Представителем Ринго был Хилари Джеррард, бывший сотрудник Apple, который теперь представал и в роли личного сопровождающего Ринго на опасном и полном неожиданностей пути, ожидавшем его впереди. Те непосвященные, которые считали, что Хилари был больше чем просто компаньоном Старра — его менеджером, имя Джеррарда ассоциировали с более чем странной должностью Колонела Паркера при Элвисе. Не принимая участия в деятельности и далекий от славы столь странно «соединившихся» «The Beatles», со времен «It Don't Come Easy» босс Джеррарда наслаждался жизнью, пытаясь время от времени «засветиться», когда представлялась такая возможность; он разглагольствовал о своих любимых пластинках на передаче My Top Twelve на Radio 1, переодевался в костюм священника с закрученными усиками в «Lisztomania» («Листомания»), режиссером которого был скандальный Кен Расселл, который только что увековечил несчастный «Tommy» на кино–пленке. Это был один из любимых режиссеров Стар pa, его фильм–биография о плодовитом венгерском композиторе был так же далек от реальной жизни, как комиксы. Играя ливерпульского «Урбана IV» и столь же мало заботясь о правдивости образа, как и в предыдущем фильме, в роли Фрэнка Заппы, Ринго, однако, умудрился блеснуть и здесь: лучшим его моментом в фильме был эпизод, когда он заклинал Листа направить весь свой талант на то, чтобы изгнать дьявола из Рихарда Вагнера (Пол Николас, играл в «Stardust» и «Tommy»).

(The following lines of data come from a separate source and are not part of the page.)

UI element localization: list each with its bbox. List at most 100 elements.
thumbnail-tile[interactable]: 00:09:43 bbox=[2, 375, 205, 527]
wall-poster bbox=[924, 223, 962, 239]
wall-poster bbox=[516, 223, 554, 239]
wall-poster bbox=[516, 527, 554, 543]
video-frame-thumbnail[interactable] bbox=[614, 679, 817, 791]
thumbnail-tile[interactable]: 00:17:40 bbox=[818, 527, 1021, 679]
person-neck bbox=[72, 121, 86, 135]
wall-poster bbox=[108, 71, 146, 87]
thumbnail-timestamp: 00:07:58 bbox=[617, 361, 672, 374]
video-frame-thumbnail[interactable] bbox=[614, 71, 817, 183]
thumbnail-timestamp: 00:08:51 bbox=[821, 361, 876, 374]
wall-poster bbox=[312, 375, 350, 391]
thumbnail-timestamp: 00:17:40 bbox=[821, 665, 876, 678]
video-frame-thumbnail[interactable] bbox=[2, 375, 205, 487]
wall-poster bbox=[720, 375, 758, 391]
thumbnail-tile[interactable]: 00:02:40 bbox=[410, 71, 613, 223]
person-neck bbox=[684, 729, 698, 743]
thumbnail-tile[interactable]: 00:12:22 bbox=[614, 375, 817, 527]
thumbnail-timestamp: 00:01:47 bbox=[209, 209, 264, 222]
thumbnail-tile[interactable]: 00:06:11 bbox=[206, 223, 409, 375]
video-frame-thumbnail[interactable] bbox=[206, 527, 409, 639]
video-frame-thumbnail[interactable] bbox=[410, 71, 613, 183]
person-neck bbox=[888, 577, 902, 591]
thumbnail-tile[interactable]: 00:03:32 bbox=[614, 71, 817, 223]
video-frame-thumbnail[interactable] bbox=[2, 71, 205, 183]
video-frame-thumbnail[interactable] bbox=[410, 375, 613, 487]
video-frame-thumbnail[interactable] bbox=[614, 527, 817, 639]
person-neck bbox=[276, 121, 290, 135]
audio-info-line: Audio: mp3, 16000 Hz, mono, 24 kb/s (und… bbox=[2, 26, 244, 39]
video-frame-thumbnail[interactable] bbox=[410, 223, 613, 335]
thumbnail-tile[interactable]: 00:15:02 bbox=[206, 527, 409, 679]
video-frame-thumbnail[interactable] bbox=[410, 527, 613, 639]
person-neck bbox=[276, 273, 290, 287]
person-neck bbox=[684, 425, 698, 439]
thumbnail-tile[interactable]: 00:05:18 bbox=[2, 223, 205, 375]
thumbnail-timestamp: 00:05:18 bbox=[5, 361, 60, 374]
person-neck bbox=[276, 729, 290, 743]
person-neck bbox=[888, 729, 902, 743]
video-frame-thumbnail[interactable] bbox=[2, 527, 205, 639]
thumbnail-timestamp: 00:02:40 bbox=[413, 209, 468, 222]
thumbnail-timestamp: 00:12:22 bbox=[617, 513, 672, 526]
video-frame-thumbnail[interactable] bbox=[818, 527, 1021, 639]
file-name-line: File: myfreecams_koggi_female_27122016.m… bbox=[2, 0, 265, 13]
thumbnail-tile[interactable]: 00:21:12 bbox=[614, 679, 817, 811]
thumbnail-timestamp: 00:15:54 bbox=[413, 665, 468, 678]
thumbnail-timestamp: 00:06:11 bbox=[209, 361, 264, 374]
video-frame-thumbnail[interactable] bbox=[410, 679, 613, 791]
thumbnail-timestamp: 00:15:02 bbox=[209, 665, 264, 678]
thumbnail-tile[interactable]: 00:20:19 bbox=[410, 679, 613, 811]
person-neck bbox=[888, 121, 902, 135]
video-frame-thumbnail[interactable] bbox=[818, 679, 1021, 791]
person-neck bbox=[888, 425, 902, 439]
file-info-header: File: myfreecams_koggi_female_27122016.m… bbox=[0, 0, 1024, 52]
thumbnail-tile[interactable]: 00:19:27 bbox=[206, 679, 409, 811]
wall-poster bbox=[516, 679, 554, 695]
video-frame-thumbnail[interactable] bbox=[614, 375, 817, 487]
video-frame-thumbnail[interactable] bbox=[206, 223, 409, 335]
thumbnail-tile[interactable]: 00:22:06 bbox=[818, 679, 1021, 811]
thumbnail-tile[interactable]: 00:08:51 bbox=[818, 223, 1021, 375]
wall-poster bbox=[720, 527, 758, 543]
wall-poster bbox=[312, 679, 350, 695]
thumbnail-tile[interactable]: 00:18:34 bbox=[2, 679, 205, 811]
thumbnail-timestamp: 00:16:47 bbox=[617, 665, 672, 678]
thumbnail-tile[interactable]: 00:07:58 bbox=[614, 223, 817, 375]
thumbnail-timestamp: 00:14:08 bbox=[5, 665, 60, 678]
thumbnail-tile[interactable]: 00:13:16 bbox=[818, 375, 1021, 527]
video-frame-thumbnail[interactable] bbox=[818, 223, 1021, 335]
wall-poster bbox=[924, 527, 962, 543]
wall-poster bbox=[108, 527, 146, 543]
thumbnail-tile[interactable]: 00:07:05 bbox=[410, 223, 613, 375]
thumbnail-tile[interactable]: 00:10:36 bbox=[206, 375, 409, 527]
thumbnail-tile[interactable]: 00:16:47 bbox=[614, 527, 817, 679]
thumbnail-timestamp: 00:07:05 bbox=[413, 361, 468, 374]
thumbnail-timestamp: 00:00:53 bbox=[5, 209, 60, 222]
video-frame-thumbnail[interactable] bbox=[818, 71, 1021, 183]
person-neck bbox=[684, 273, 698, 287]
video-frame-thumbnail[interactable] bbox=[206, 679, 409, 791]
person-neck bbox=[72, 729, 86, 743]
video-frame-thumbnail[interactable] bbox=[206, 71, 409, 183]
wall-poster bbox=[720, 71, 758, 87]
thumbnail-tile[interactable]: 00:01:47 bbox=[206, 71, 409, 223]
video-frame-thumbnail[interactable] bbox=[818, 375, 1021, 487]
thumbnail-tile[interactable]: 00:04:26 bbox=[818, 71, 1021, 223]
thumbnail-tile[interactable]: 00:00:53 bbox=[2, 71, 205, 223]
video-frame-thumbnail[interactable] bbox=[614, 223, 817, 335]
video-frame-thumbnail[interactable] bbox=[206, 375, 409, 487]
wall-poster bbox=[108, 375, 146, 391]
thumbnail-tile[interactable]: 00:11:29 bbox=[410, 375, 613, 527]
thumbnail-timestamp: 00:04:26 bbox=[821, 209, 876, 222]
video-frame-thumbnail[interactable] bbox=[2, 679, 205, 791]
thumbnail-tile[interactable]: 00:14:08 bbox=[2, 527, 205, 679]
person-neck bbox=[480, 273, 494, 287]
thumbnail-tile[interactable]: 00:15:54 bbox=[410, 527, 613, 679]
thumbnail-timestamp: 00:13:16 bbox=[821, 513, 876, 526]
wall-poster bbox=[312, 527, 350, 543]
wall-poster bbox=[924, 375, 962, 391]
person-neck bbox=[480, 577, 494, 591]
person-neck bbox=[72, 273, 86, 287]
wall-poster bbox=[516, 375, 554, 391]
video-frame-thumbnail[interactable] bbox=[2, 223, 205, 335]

Попробовав себя в качестве актера и режиссера, Ринго решил стать продюсером, когда было решено, что Старр возглавит Apple Films, поскольку он был единственным из битлов, который работал в этом направлении. Поначалу он действительно управлял этой конторой, сидя в офисе с нишей для бара, расположенном недалеко от Horse Guards Parade. Посетители могли догадаться, что их ожидало, когда они натыкались на зловещий реквизит, расставленный тут и там между кадками с деревьями, и более мелкие украшения в офисе менеджера, равно как и на табличку на двери, гласившую: «Доктор барон Франкенштейн, специалист по мозгам». Ринго собирался снять фильм ужасов.

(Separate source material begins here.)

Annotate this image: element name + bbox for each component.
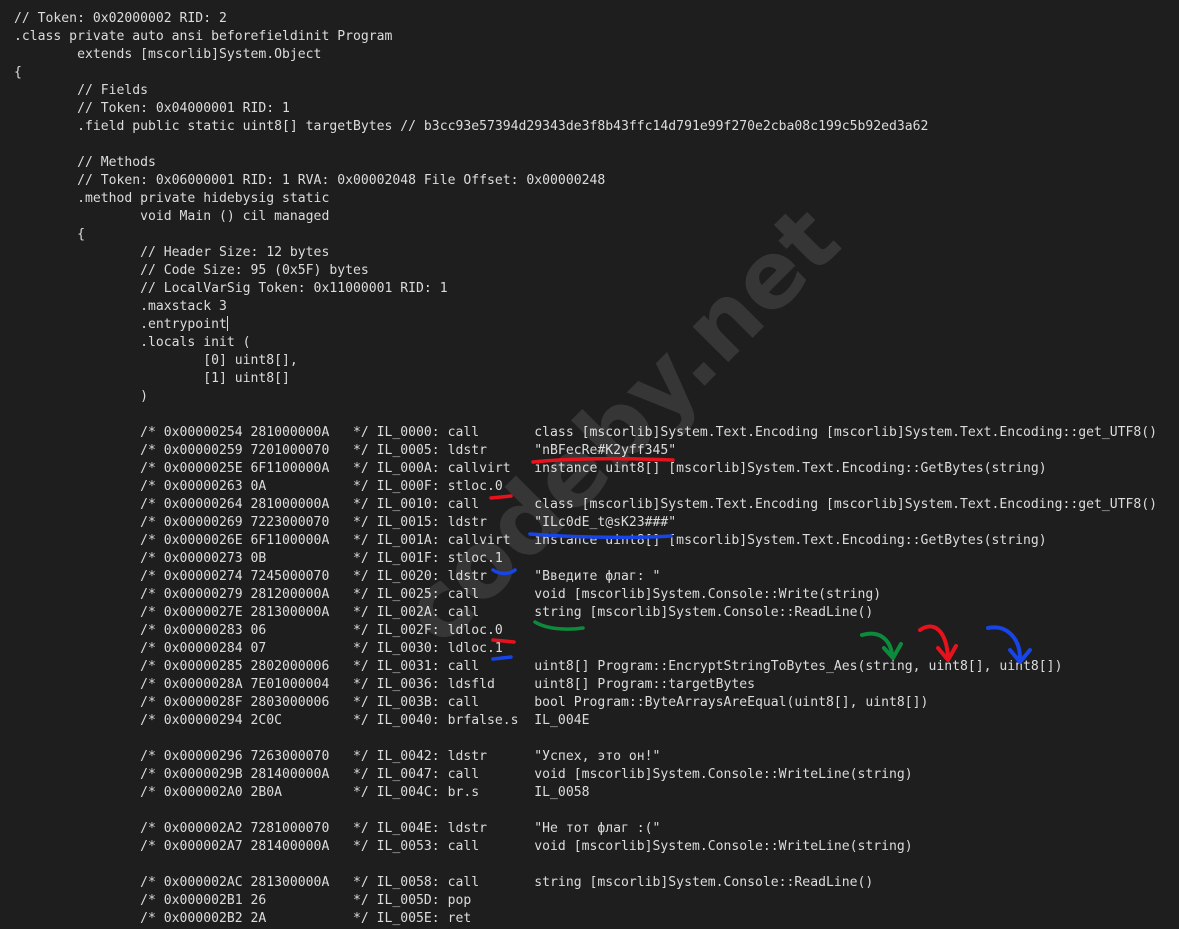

Он видел себя в главной роли — графа Доуна — или, как было позже решено, сына Дракулы, однако прагматизм взял верх, и, как Заппа, Ринго решил взять себе маленькую роль, чтобы сконцентрировать свое внимание на управлении и наблюдении. Режиссировать картину он пригласил Фредди Фрэнсиса, чье резюме изобиловало хорошей, честной британской чернухой вроде «Dr Terror's House of Horrors» («Дом ужасов доктора Террора»), «The Evil of Frankenstein» («Зло Франкенштейна») и — в числе прочих там снимался Питер Кашинг — «The Skull» («Череп») 1965 года. Для возрожденной Ринго легенды о Дракуле — грядущем явлении его любимого сынка, который хочет взойти на трон в преисподней, — Фрэнсис порекомендовал таких мастеров жанра, как Сю занна Ли и Деннис Прайс, хотя, по желанию заказчика, оставил немного места и для субъектов вроде Кейта Муна.

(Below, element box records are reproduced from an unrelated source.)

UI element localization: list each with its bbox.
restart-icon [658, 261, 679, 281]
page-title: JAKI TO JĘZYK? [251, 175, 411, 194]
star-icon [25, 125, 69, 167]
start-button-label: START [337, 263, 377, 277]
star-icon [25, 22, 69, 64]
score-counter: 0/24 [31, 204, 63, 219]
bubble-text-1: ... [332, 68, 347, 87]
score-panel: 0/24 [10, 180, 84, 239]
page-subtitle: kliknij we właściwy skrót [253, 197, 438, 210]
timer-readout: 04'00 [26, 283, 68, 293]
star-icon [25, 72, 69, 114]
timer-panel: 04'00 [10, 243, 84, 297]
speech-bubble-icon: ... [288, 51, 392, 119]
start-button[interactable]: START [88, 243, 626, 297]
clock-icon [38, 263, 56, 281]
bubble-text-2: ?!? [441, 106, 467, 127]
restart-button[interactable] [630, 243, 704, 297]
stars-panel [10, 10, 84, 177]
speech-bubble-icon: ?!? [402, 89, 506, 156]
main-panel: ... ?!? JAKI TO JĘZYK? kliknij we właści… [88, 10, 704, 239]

Фрэнсис не оказал решительного сопротивления даже тогда, когда список актеров пополнился Нильссоном, для которого Ринго стал «теперь близкий, дорогой друг, я очень его люблю». Не имея никакого сценического опыта, но находясь в центре внимания благодаря его недавнему синглу «Within You», который разошелся несколькими миллионами копий, Нильссон согласился быть графом Доуном в том действе, которое теперь называлось «немузыкальная, неужасная, некомедийная комедия, — шутил Старр, — или, точнее, ужасный ужастик, музыкальный мюзикл и комедийная комедия».

Ему, однако, было не до смеха, когда в конце 1972 года начались съемки — на туманных, скользких причалах с позолоченными мостами в лондонских доках. Новоиспеченный продюсер вскоре был вынужден охладить свой пыл, когда у него появилась «такая головная боль». («Все на тебя орут. Я не знал этого, но, если ты не отпустишь съемочную команду по домам до полуночи, наутро ты не имеешь право выгонять их на работу. Видите ли, я музыкант, и, если мы начинаем работать и все идет как по маслу, мы можем торчать в студии по трое суток подряд, если это необходимо».)

Постигая правила профсоюза на собственной шкуре, Ринго осознал, что слабый сюжет сам по себе не позволял фильму стать полноправной эпической картиной. Как и другие сцены с участием оборотня, Франкенштейна и прочих из той же серии, его собственная — в длинном одеянии, в роли двухсотлетнего волшебника Мерлина — имела не самое прямое отношение к сюжетной линии, но, по крайней мере, служила для того, чтобы снова привлечь к себе внимание изумленной публики, также оправдать имя «РИНГО СТАРР», напечатанное большими буквами на плакате в вестибюле кинотеатра в штате Атланта, где — как и премьера «Gone With the Wind» («Унесенные ветром») тридцать пять лет назад — состоялся первый показ «Son of Dracula» («Сын Дракулы») в мае 1974 года.

Появившееся слишком рано для «готического сумасшествия», которое захлестнуло часть британской аудитории постпанковской эпохи, творение Ринго показали только в Штатах, к разочарованию менее пылких британских поклонников; многих эта дискриминация «излечила» от битломании. Что же касается счастливых янки, даже появление Старра и Нильссона везде, где бы ни проходила премьера фильма, не спасло фильм от проката «…во всех этих маленьких деревушках, ведь если фильм покажут в городе, его просто–напросто освистают». Саундтрек к фильму также не избежал провала, несмотря на то что в его записи принимали участие Ринго, Джордж Харрисон (играл на колокольчике) и гитарист Питер Фрэмптон из «Humble Pie», чей альбом «Wind of Change» — с участием Билли Престона и Старра в некоторых номерах — послужил началом успешной карьеры группы в последующее десятилетие.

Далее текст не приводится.